It happens every time I read a new William Gibson novel. I get this uncontrollable urge to find new ways to express my inner geek. Gibson’s books have always spoken to me of the power of technology and I want to be able to experience some of that first-hand. Of course this can be a confusing impulse since many of the toys described in novels such as Zero History don’t yet exist. Or perhaps they do exist, or at least could exist. I think part of what I find appealing about Gibsonesque techno-toys is the fact that they are just close enough to current reality to be plausible. I mean; it’s certainly possible that there is an iPhone app for controlling surveillance balloons. And, of course why not “locative art“?
After reading Spook Country, his previous novel, the impulse was strongest.

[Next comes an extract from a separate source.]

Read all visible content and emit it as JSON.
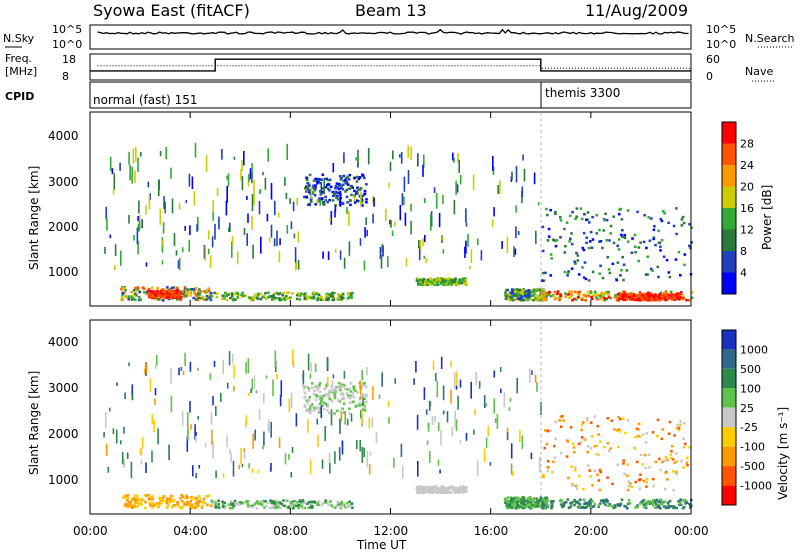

Without knowing exactly why, I unearthed my old Kaypro 2 and began plans to completely gut the machine and replace the innards with something like a Mac Mini. I thought it would be really cool to create this juxtaposition of 21st century functionality in an iconic, 1980’s form. I thought it would be ironic, surprising, and fun to play with.
The Kaypro is now sitting in my office; taunting me and challenging me to make it into something as cool as William Gibson might envision. I haven’t started the project and, for now, I’ll stick to contemplating the transformative possibilities. Otherwise, I’m afraid I’ll wind up with something mundane and disappointing; no longer the Kaypro and yet far short of Gibsonesque.